Emily, desesperada, comenzó a investigar la historia de la mansión, hurgando en viejos documentos y periódicos amarillentos. Lo que descubrió la dejó sin aliento: generaciones enteras de la familia Devereaux habían habitado la casa, y todas sus historias terminaban en tragedia. Su bisabuelo, consumido por la locura, se había quitado la vida en el ático. Una tía abuela había desaparecido sin dejar rastro, y varios niños de la familia habían muerto de causas inexplicables.

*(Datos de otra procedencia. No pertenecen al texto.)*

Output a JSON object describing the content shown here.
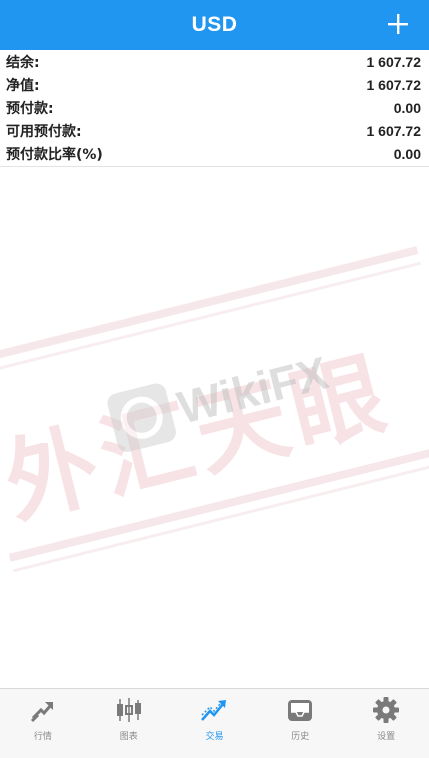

Cada generación parecía haber sido acechada por una maldición que se alimentaba de sus miedos y sufrimientos.
Esa noche, Emily se enfrentó a John con lágrimas en los ojos.
—Nosotros no deberíamos estar aquí. Esta casa… hay algo en ella, algo que no nos quiere aquí. Tenemos que irnos.
John, pragmático como siempre, se negó. “No hay maldiciones, solo supersticiones”, le dijo, pero sus propias manos temblaban. No quería admitirlo, pero en su interior, sentía que algo oscuro se cernía sobre ellos. Algo que no se dejaría expulsar tan fácilmente.
Cuando las luces de la mansión se apagaron por completo esa noche, los susurros se transformaron en gritos.